05 Jul Does Brexit Destroy or Accelerate Innovation for Our Region?
With one vote, the United Kingdom opted to depart the European Union in 2018, saw its six-year prime minister announce his resignation and created enough uncertainty to send global markets into a freefall.
There are myriad concerns from the industry about what Brexit will do to their business, and with ongoing economic headwinds across the world–and a biotech funding environment that is delicate to say the least—Brexit has arrived at the wrong time for the bio/life sciences industry.
Greater Washington’s life sciences industry has plenty of ties to Britain, most notably with U.K.-based drug giant AstraZeneca. That company has its largest research and development hub in its Gaithersburg subsidiary, MedImmune, which has more than 2,500 local employees.
Last year, AstraZeneca said it intended to inject $200 million into a new biologics manufacturing facility in Frederick in what it hopes will be a “world center” for research and development. The pharmaceutical giant said it plans to add 300 jobs there when it’s completed in mid-2017.

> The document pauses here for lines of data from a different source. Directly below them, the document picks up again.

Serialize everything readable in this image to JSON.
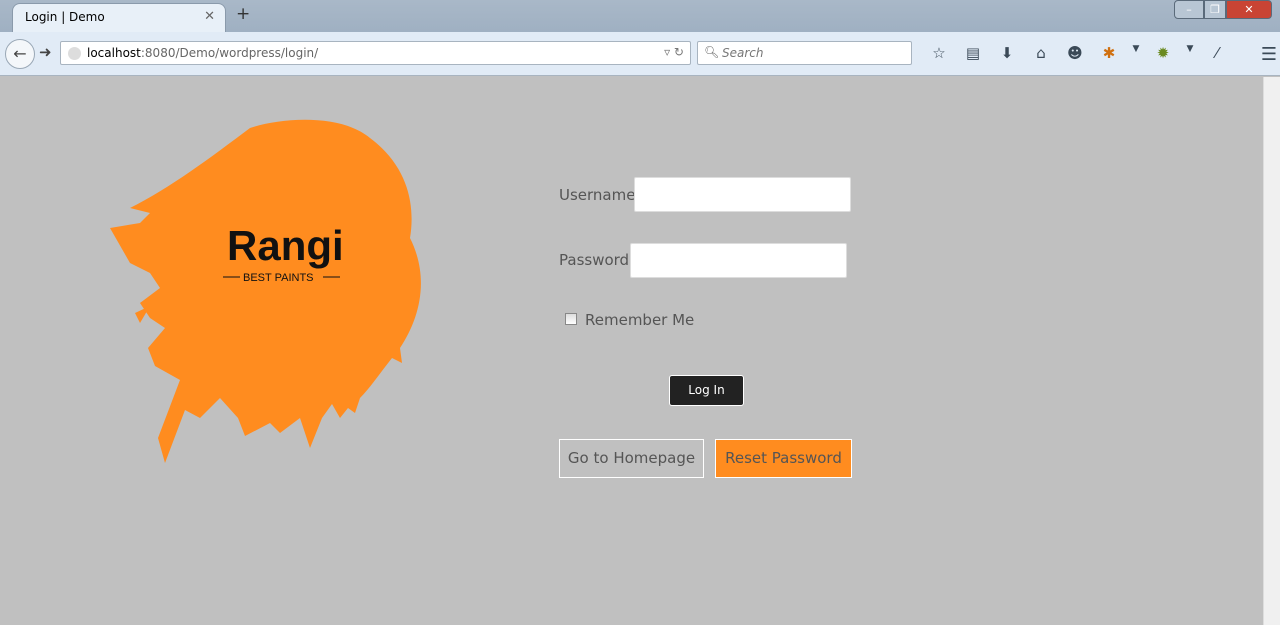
{
  "browser": {
    "tab_title": "Login | Demo",
    "url_host": "localhost",
    "url_path": ":8080/Demo/wordpress/login/",
    "search_placeholder": "Search",
    "toolbar_icons": [
      "star-icon",
      "reading-list-icon",
      "download-icon",
      "home-icon",
      "chat-icon",
      "firebug-icon",
      "dropdown-icon",
      "addon-icon",
      "dropdown-icon",
      "pin-icon",
      "menu-icon"
    ]
  },
  "logo": {
    "name": "Rangi",
    "tagline": "BEST PAINTS",
    "color": "#ff8c1f"
  },
  "form": {
    "username_label": "Username",
    "username_value": "",
    "password_label": "Password",
    "password_value": "",
    "remember_label": "Remember Me",
    "remember_checked": false,
    "login_label": "Log In",
    "homepage_label": "Go to Homepage",
    "reset_label": "Reset Password"
  },
  "colors": {
    "background": "#c0c0c0",
    "accent": "#ff8c1f",
    "login_button": "#222222"
  }
}
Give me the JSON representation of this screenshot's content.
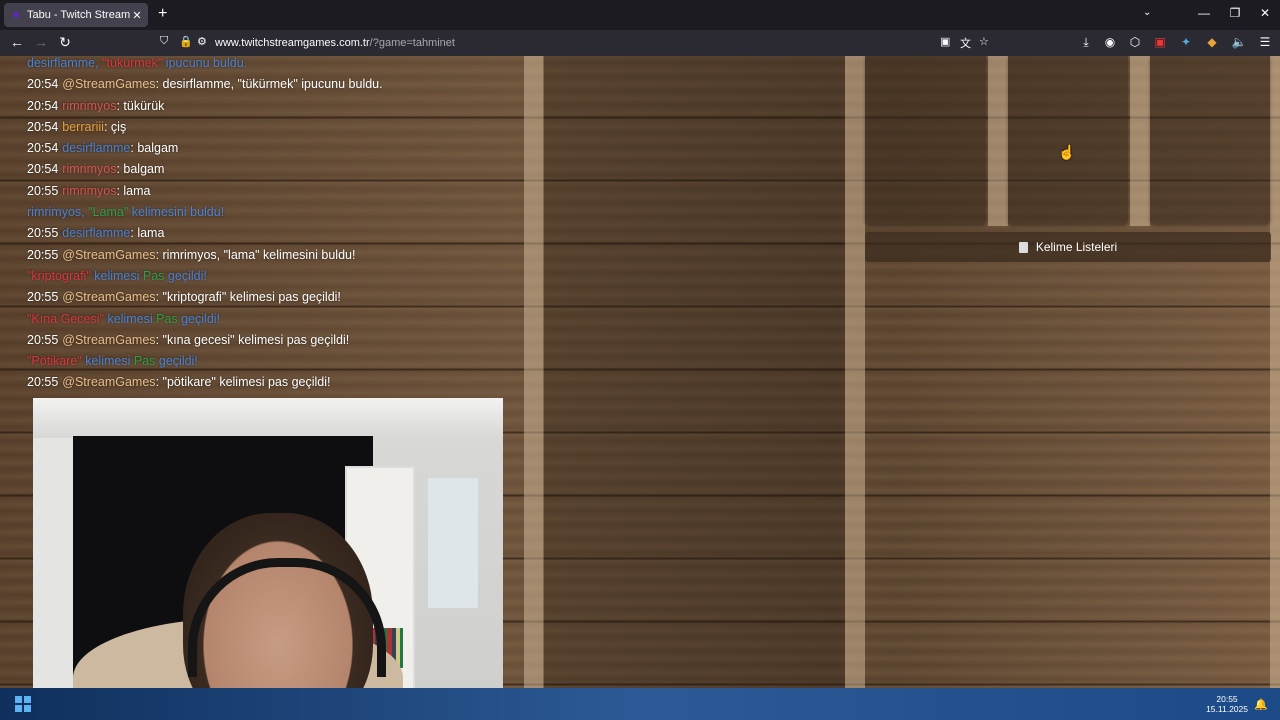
{
  "browser": {
    "tab_title": "Tabu - Twitch Stream Ga",
    "new_tab": "+",
    "tab_close": "✕",
    "url_domain": "www.twitchstreamgames.com.tr",
    "url_path": "/?game=tahminet",
    "icons": {
      "back": "←",
      "forward": "→",
      "reload": "↻",
      "shield": "⛉",
      "lock": "🔒",
      "site": "⚙",
      "reader": "▣",
      "translate": "文",
      "star": "☆",
      "download": "⤓",
      "ext1": "◉",
      "extensions": "⬡",
      "ext2": "▣",
      "ext3": "✦",
      "ext4": "◆",
      "mute": "🔈",
      "menu": "☰",
      "tabs_list": "⌄",
      "minimize": "—",
      "maximize": "❐",
      "close": "✕"
    }
  },
  "chat": {
    "lines": [
      {
        "kind": "sys-hint",
        "user": "desirflamme,",
        "word": "\"tükürmek\"",
        "text": "ipucunu buldu."
      },
      {
        "kind": "bot",
        "time": "20:54",
        "user": "@StreamGames",
        "text": "desirflamme, \"tükürmek\" ipucunu buldu."
      },
      {
        "kind": "msg",
        "time": "20:54",
        "user": "rimrimyos",
        "color": "#d9534f",
        "text": "tükürük"
      },
      {
        "kind": "msg",
        "time": "20:54",
        "user": "berrariii",
        "color": "#e8a33d",
        "text": "çiş"
      },
      {
        "kind": "msg",
        "time": "20:54",
        "user": "desirflamme",
        "color": "#4a82d4",
        "text": "balgam"
      },
      {
        "kind": "msg",
        "time": "20:54",
        "user": "rimrimyos",
        "color": "#d9534f",
        "text": "balgam"
      },
      {
        "kind": "msg",
        "time": "20:55",
        "user": "rimrimyos",
        "color": "#d9534f",
        "text": "lama"
      },
      {
        "kind": "sys-found",
        "user": "rimrimyos,",
        "word": "\"Lama\"",
        "text": "kelimesini buldu!"
      },
      {
        "kind": "msg",
        "time": "20:55",
        "user": "desirflamme",
        "color": "#4a82d4",
        "text": "lama"
      },
      {
        "kind": "bot",
        "time": "20:55",
        "user": "@StreamGames",
        "text": "rimrimyos, \"lama\" kelimesini buldu!"
      },
      {
        "kind": "sys-pass",
        "word": "\"kriptografi\"",
        "k": "kelimesi",
        "p": "Pas",
        "g": "geçildi!"
      },
      {
        "kind": "bot",
        "time": "20:55",
        "user": "@StreamGames",
        "text": "\"kriptografi\" kelimesi pas geçildi!"
      },
      {
        "kind": "sys-pass",
        "word": "\"Kına Gecesi\"",
        "k": "kelimesi",
        "p": "Pas",
        "g": "geçildi!"
      },
      {
        "kind": "bot",
        "time": "20:55",
        "user": "@StreamGames",
        "text": "\"kına gecesi\" kelimesi pas geçildi!"
      },
      {
        "kind": "sys-pass",
        "word": "\"Pötikare\"",
        "k": "kelimesi",
        "p": "Pas",
        "g": "geçildi!"
      },
      {
        "kind": "bot",
        "time": "20:55",
        "user": "@StreamGames",
        "text": "\"pötikare\" kelimesi pas geçildi!"
      }
    ],
    "bot_color": "#e8c08a"
  },
  "game": {
    "word_list_button": "Kelime Listeleri"
  },
  "taskbar": {
    "time": "20:55",
    "date": "15.11.2025"
  }
}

Another London-based global pharmaceutical, GlaxoSmithKline, was following suit, announcing plans last year to consolidate hundreds of vaccine research and development jobs in Rockville, making it one of three global vaccine R&D centers for the company. GSK cemented a major presence here when it bought Rockville-based Human Genome Sciences Inc. for $3.6 billion in 2012.
We are unsure how new regulations will affect our friends from Great Britain, but we know that the Brexit will be affecting how these companies grow their workforce here stateside and will affect how the bio community determines its growth path.
With an uncertain global market and with the bio/life sciences industry unsure of future funding, we could see a flurry of activity in the region. Brexit will surely create opportunities for entrepreneurial thinking. Let the exciting times continue.